[pdftex] pdftex core dump when including certain pdf files
Ross Moore
ross.moore at mq.edu.au
Fri Jul 22 04:56:15 CEST 2016
Hi Werner, Reinhard, Norbert
On Jul 20, 2016, at 4:05 PM, Werner LEMBERG <wl at gnu.org<mailto:wl at gnu.org>> wrote:
Did you try to merge different font subsets into one (subsetted fonts
already exist in the files)
Yes, by including PDF snippets into a larger texinfo document created
by pdftex (or xetex). I tried then to execute
ps2pdf pdftex-output.pdf out.pdf
which indeed reduces the file size and the number of subsetted fonts
by 30%, but there is a problem that makes all links disappear... We
have to further investigate.
I’ve been thinking along the same lines, first trying to find a way
to generate PDFs using pdfTeX, having no fonts included.
I wasn’t able to achieve that.
However, I just ran a successful test with pdfTeX and GS as follows.
1. main document has some text in some font (I used CMR12).

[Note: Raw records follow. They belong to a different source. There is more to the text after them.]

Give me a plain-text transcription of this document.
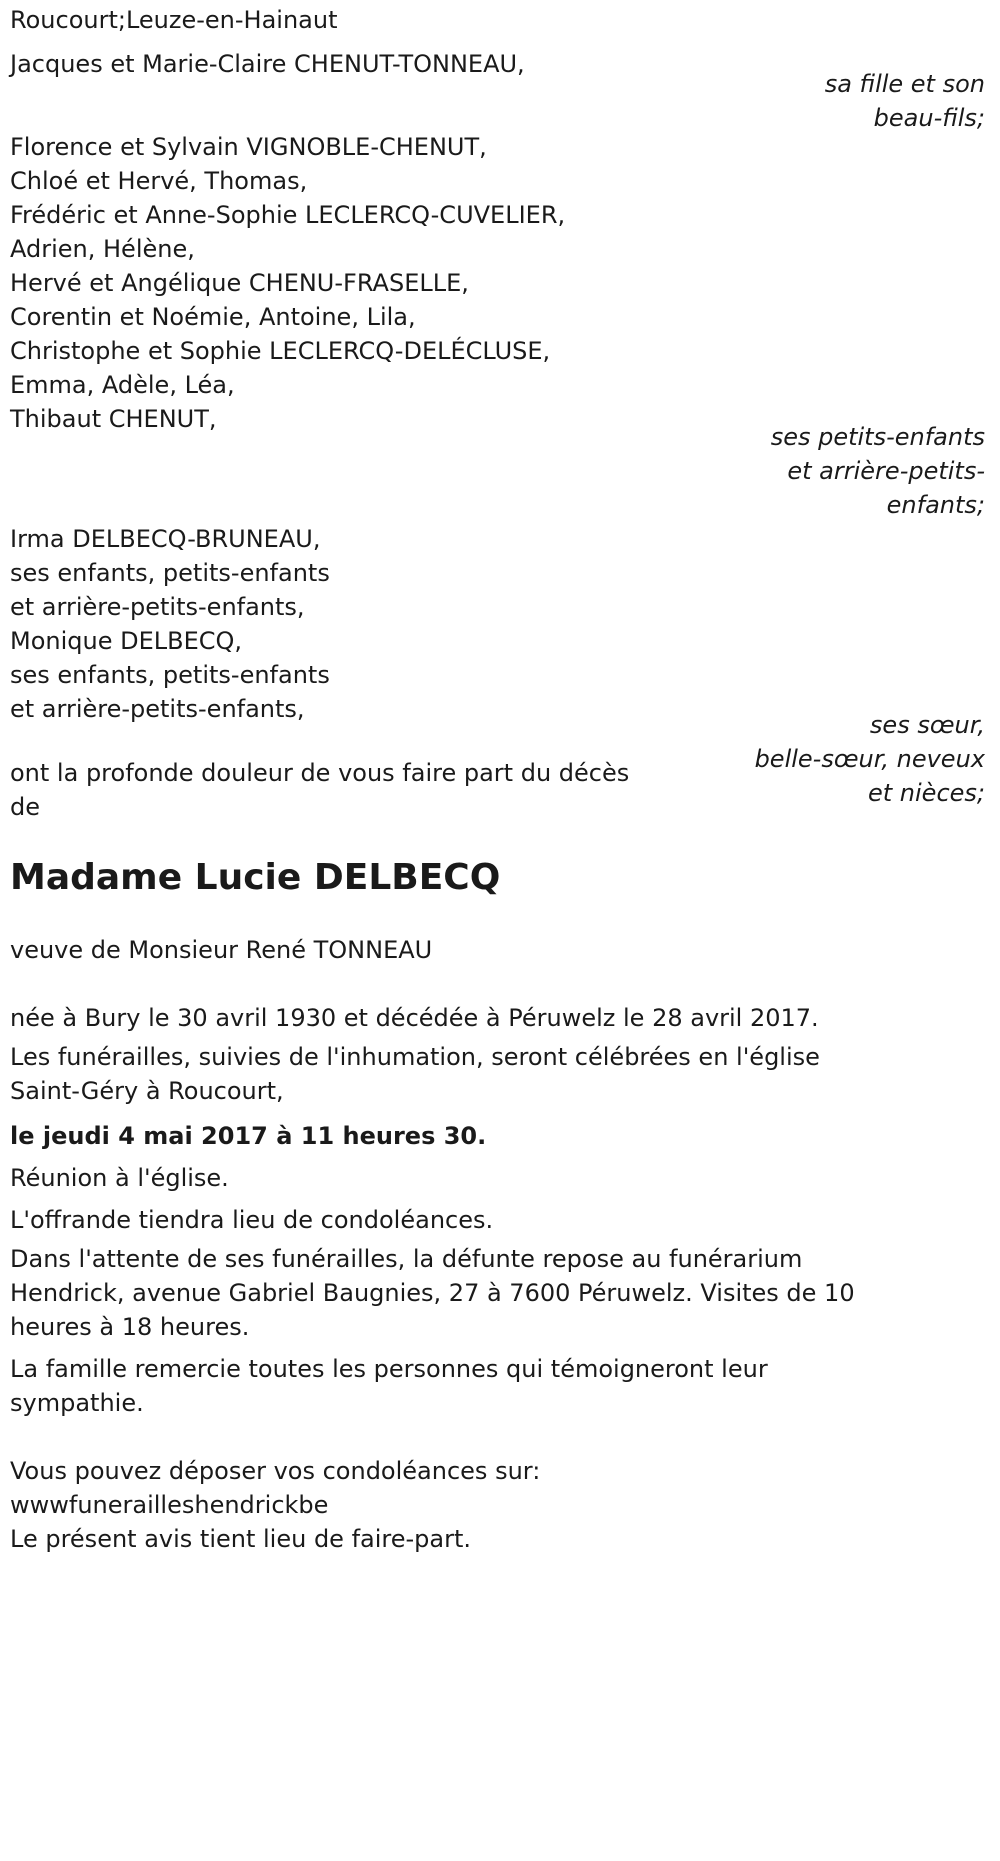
Roucourt;Leuze-en-Hainaut
Jacques et Marie-Claire CHENUT-TONNEAU,
sa fille et son
beau-fils;
Florence et Sylvain VIGNOBLE-CHENUT,
Chloé et Hervé, Thomas,
Frédéric et Anne-Sophie LECLERCQ-CUVELIER,
Adrien, Hélène,
Hervé et Angélique CHENU-FRASELLE,
Corentin et Noémie, Antoine, Lila,
Christophe et Sophie LECLERCQ-DELÉCLUSE,
Emma, Adèle, Léa,
Thibaut CHENUT,
ses petits-enfants
et arrière-petits-
enfants;
Irma DELBECQ-BRUNEAU,
ses enfants, petits-enfants
et arrière-petits-enfants,
Monique DELBECQ,
ses enfants, petits-enfants
et arrière-petits-enfants,
ses sœur,
belle-sœur, neveux
et nièces;
ont la profonde douleur de vous faire part du décès
de
Madame Lucie DELBECQ
veuve de Monsieur René TONNEAU
née à Bury le 30 avril 1930 et décédée à Péruwelz le 28 avril 2017.
Les funérailles, suivies de l'inhumation, seront célébrées en l'église
Saint-Géry à Roucourt,
le jeudi 4 mai 2017 à 11 heures 30.
Réunion à l'église.
L'offrande tiendra lieu de condoléances.
Dans l'attente de ses funérailles, la défunte repose au funérarium
Hendrick, avenue Gabriel Baugnies, 27 à 7600 Péruwelz. Visites de 10
heures à 18 heures.
La famille remercie toutes les personnes qui témoigneront leur
sympathie.
Vous pouvez déposer vos condoléances sur:
wwwfunerailleshendrickbe
Le présent avis tient lieu de faire-part.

It imports several copies of the same image which is a PDF
using the same font.
\includegraphics[… options…]{images/datadoc.pdf}
has a local file pdftex.map in the working directory.
This contains a line to include the whole font unsubsetted:
cmr12 CMR12 <<cmr12.pfb
2. image source named datadoc.tex —> datadoc.pdf
processed within a subdirectory images/
(so finds the standard pdftex.map )
3. after generating the image,
run:
ps2pdf -dEmbedAllFonts=false datadoc.pdf datadoc-nofonts.pdf
Note the significant reduction in file size:
-rw-r--r-- 1 ross staff 10692 Jul 22 11:33 datadoc.pdf
-rw-r--r-- 1 ross staff 3191 Jul 22 11:40 datadoc-nofonts.pdf
4. go back to the source document, change the names of images:
\includegraphics[… options…]{images/datadoc-nofonts.pdf}
Process it successfully with pdfTeX.
The Preview window now shows the images' text in a default system font.
(or a small filesize font supplied by GS.)
5. Edit in maindoc.pdf as follows:
locate the XObject where the image file is included; viz.
1 0 obj
<<
/Type /XObject
/Subtype /Form
/FormType 1
/PTEX.FileName (./images/datadoc-nofonts.pdf)
/PTEX.PageNumber 1
/PTEX.InfoDict 12 0 R
/BBox [0 0 595.28 841.89]
/Resources <<
/ProcSet [ /PDF /Text ]
/ExtGState <<
/R7 13 0 R
>>/Font << /R8 14 0 R>>
>>
/Length 146
/Filter /FlateDecode
>>
stream
...
note the line: /Font << /R8 14 0 R>>
We are going to change that object reference number.
Find the object corresponding to this font being used in the main document.
viz.
5 0 obj
<<
/Font << /F16 8 0 R /F15 9 0 R >>
/XObject << /Fm1 2 0 R /Fm2 3 0 R /Fm3 4 0 R >>
/ProcSet [ /PDF /Text ]
>>
endobj
and
8 0 obj
<<
/Type /Font
/Subtype /Type1
/BaseFont /CMR12
/FontDescriptor 24 0 R
/FirstChar 11
/LastChar 119
/Widths 22 0 R
>>
endobj
Go back and make the change: 2 characters
/Font << /R8 8 0 R>>
that is ’14’ —> ‘8 ‘ preserving byte lengths.
Save the edited PDF.
6. close the Preview window of maindoc.pdf
then open it again.
Perfect!! Images are now showing using the correct font.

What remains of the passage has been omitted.